Naive Bayes

Naive Bayes models are flexible and interpretable. In scikit lego we’ve added support for a Gaussian Mixture variant of the algorithm.

An example of the usage of algorithm can be found below.

Example

Let’s first import the dependencies and create some data.

import numpy as np
import matplotlib.pylab as plt
from sklego.naive_bayes import GaussianMixtureNB

n = 10000

def make_arr(mu1, mu2, std1=1, std2=1, p=0.5):
    res = np.where(np.random.uniform(0, 1, n) > p,
                   np.random.normal(mu1, std1, n),
                   np.random.normal(mu2, std2, n));
    return np.expand_dims(res, 1)

np.random.seed(42)
X1 = np.concatenate([make_arr(0, 4), make_arr(0, 4)], axis=1)
X2 = np.concatenate([make_arr(-3, 7), make_arr(2, 2)], axis=1)

plt.figure(figsize=(4,4))
plt.scatter(X1[:, 0], X1[:, 1], alpha=0.5)
plt.scatter(X2[:, 0], X2[:, 1], alpha=0.5)
plt.title("simulated dataset");

This code will create a plot of the dataset we’ll try to predict.

Note that this dataset would be hard to classify directly if we would be using a standard Gaussian Naive Bayes algorithm since the orange class is multipeaked over two clusters.
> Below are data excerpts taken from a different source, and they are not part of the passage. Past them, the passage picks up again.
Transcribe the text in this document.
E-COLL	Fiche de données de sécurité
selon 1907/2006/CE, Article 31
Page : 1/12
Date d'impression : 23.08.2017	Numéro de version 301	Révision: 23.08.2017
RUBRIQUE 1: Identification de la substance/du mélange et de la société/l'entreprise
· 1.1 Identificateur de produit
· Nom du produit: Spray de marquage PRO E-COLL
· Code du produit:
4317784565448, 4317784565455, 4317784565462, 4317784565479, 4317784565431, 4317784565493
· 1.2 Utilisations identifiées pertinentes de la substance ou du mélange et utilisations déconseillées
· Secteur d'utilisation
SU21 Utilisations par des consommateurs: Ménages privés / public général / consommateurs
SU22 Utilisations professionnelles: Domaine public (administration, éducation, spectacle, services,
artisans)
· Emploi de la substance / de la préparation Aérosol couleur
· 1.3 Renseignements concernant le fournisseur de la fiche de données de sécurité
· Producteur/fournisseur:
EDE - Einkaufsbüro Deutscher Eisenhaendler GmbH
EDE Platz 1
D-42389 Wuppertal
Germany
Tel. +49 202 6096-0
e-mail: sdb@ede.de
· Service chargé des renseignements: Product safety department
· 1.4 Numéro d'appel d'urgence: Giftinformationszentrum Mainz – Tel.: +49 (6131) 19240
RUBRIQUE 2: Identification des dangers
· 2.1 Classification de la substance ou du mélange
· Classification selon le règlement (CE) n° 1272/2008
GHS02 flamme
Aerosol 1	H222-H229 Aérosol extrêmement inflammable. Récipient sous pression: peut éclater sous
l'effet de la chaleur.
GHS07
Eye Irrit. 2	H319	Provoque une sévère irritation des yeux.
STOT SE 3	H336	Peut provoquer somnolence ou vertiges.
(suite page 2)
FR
To demonstrate this we’ll run our algorithm with one or two gaussians that the mixture is allowed to find.

X = np.concatenate([X1, X2])
y = np.concatenate([np.zeros(n), np.ones(n)])
for i, k in enumerate([1, 2]):
    mod = GaussianMixtureNB(n_components=k).fit(X, y)
    plt.figure(figsize=(8, 8))
    plt.subplot(220 + i * 2 + 1)
    pred = mod.predict_proba(X)[:, 0]
    plt.scatter(X[:, 0], X[:, 1], c=pred)
    plt.title(f"predict_proba k={k}");

    plt.subplot(220 + i * 2 + 2)
    pred = mod.predict(X)
    plt.scatter(X[:, 0], X[:, 1], c=pred)
    plt.title(f"predict k={k}");

Note that the second plot fits the original much better.

We can even zoom in on this second algorithm by having it sample what it believes is the distribution on each column.

gmm1 = mod.gmms_[0.0]
gmm2 = mod.gmms_[1.0]
plt.figure(figsize=(8, 8))

plt.subplot(221)
plt.hist(gmm1[0].sample(n)[0], 30)
plt.title("model 1 - column 1 density")
plt.subplot(222)
plt.hist(gmm1[1].sample(n)[0], 30)
plt.title("model 1 - column 2 density")
plt.subplot(223)
plt.hist(gmm2[0].sample(n)[0], 30)
plt.title("model 2 - column 1 density")
plt.subplot(224)
plt.hist(gmm2[1].sample(n)[0], 30)
plt.title("model 2 - column 2 density");